The Conference on Retroviruses and Opportunistic Infections was held in Seattle (USA) - the largest forum dedicated, among other things, to HIV, and the fight against it was the focus of the event.

The pathos of the meeting defined progress made on several fronts after the virus had baffled scientists with its unknowability for nearly three decades. A host of new techniques have been proposed, from flushing latent HIV out of cells to extracting immune cells from the body, altering them so that they become resistant to the virus, and implanting them back.

The stumbling block remains the fact that HIV “lies” in “reservoirs” of latent infection, and even strong drugs cannot reach it. “We first need to bring the virus out of latent state, and only then will we help the immune system deal with it,” said Kevin De Cock, director of the Center for Global Health at the U.S. Centers for Disease Control and Prevention.

HIV, which emerged more than 30 years ago, has already infected more than 33 million people. Thanks to preventive measures, early detection, and new antiretroviral drugs, AIDS is no longer a death sentence. However, cost, side effects, drug resistance, etc., make lifelong use of antiviral drugs less than ideal. That’s why the International AIDS Society officially declared its mission last year to find a panacea.

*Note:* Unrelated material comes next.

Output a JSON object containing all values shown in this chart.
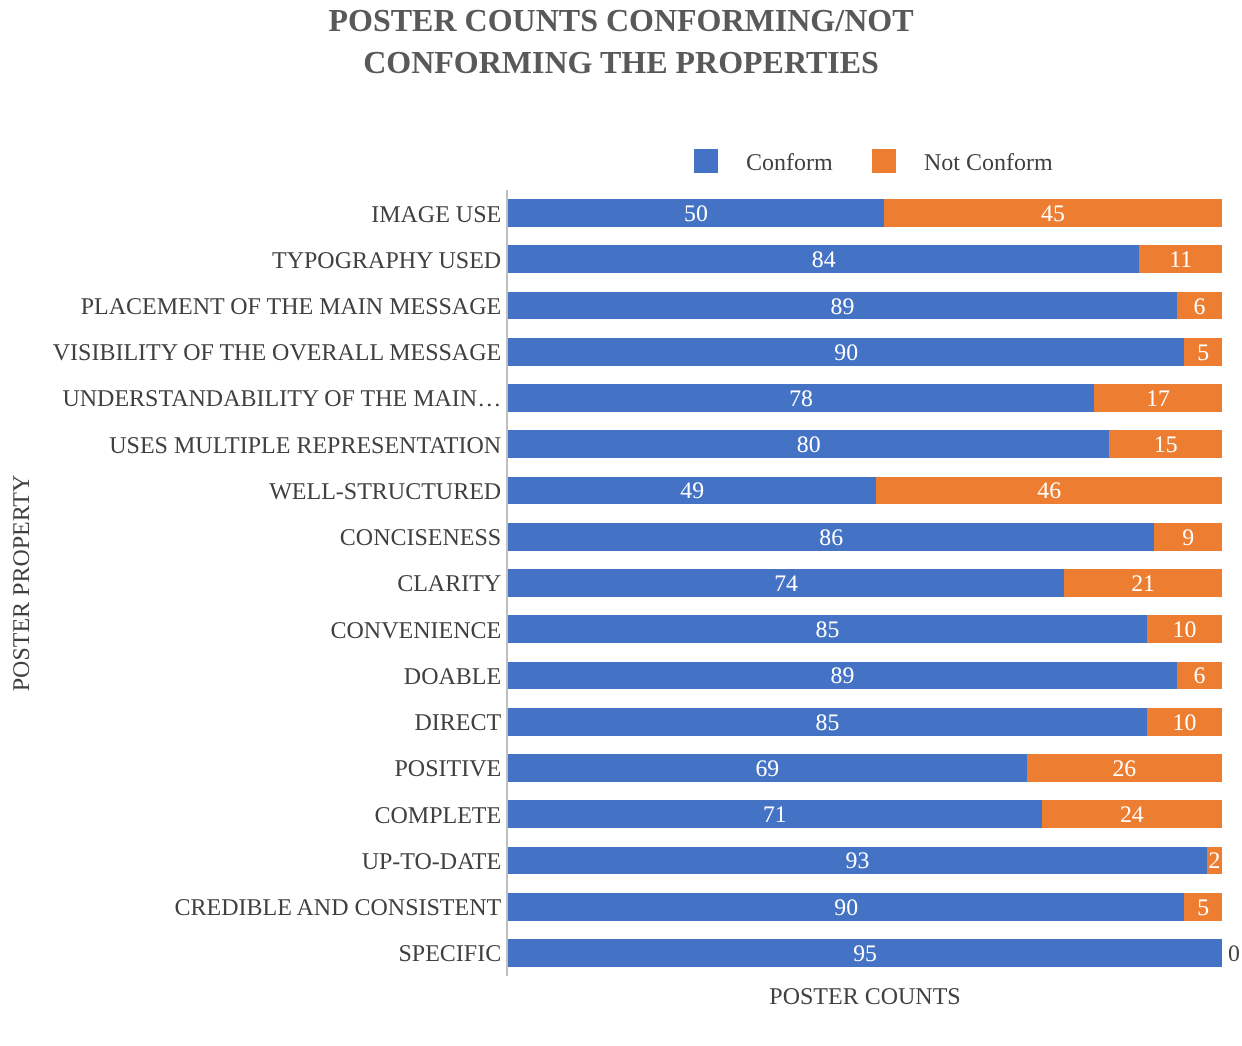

The first human trials of vaccines designed to prevent and treat the infection ended in disappointment. The HIV “provirus,” embedded in the host cell’s DNA, remained inaccessible. Unfortunately, one such provirus is sometimes enough for the infection to subsequently spread throughout the body. The matter is complicated by the fact that HIV has “reverse transcriptase,” meaning it constantly mutates, and the immune system simply cannot keep up with it. The vaccine induces the formation of antibodies that recognize and bind to very limited types of the virus’s surface.

"Developing a vaccine has been incredibly difficult," said John Coffin of Tufts University in the US. "But in recent years the pendulum has swung back." He is referring to recent advances in molecular technologies that are allowing researchers to gain deeper insight into the mechanism of HIV infection.

For example, Dennis Burton of the Scripps Research Institute (USA) reported on the results of a study showing that "broadly neutralizing antibodies" are capable of recognizing HIV and penetrating it (work in this direction has been going on for years). And Merck & Co. presented data showing that its cancer drug Zolinza, also known as vorinostat, can cope with latent HIV infection. The main thing here is that the virus can be reached. And which molecules should be used is another question.

At the same time, Philip Gregory of Sangamo BioSciences is developing a gene therapy: white blood cells with the CD4 glycoprotein are removed from the body, the CCR5 gene that allows them to become infected with HIV is switched off, and then returned. The cells remain that way forever and produce offspring with the same characteristics.

The first trial of this method has yielded mixed results: out of six patients, only one was cured, and that one had a natural genetic mutation. Future tests will begin with HIV-infected people undergoing a course that reduces the number of lymphocytes in the bone marrow so that CD4 GM cells can take up more space there.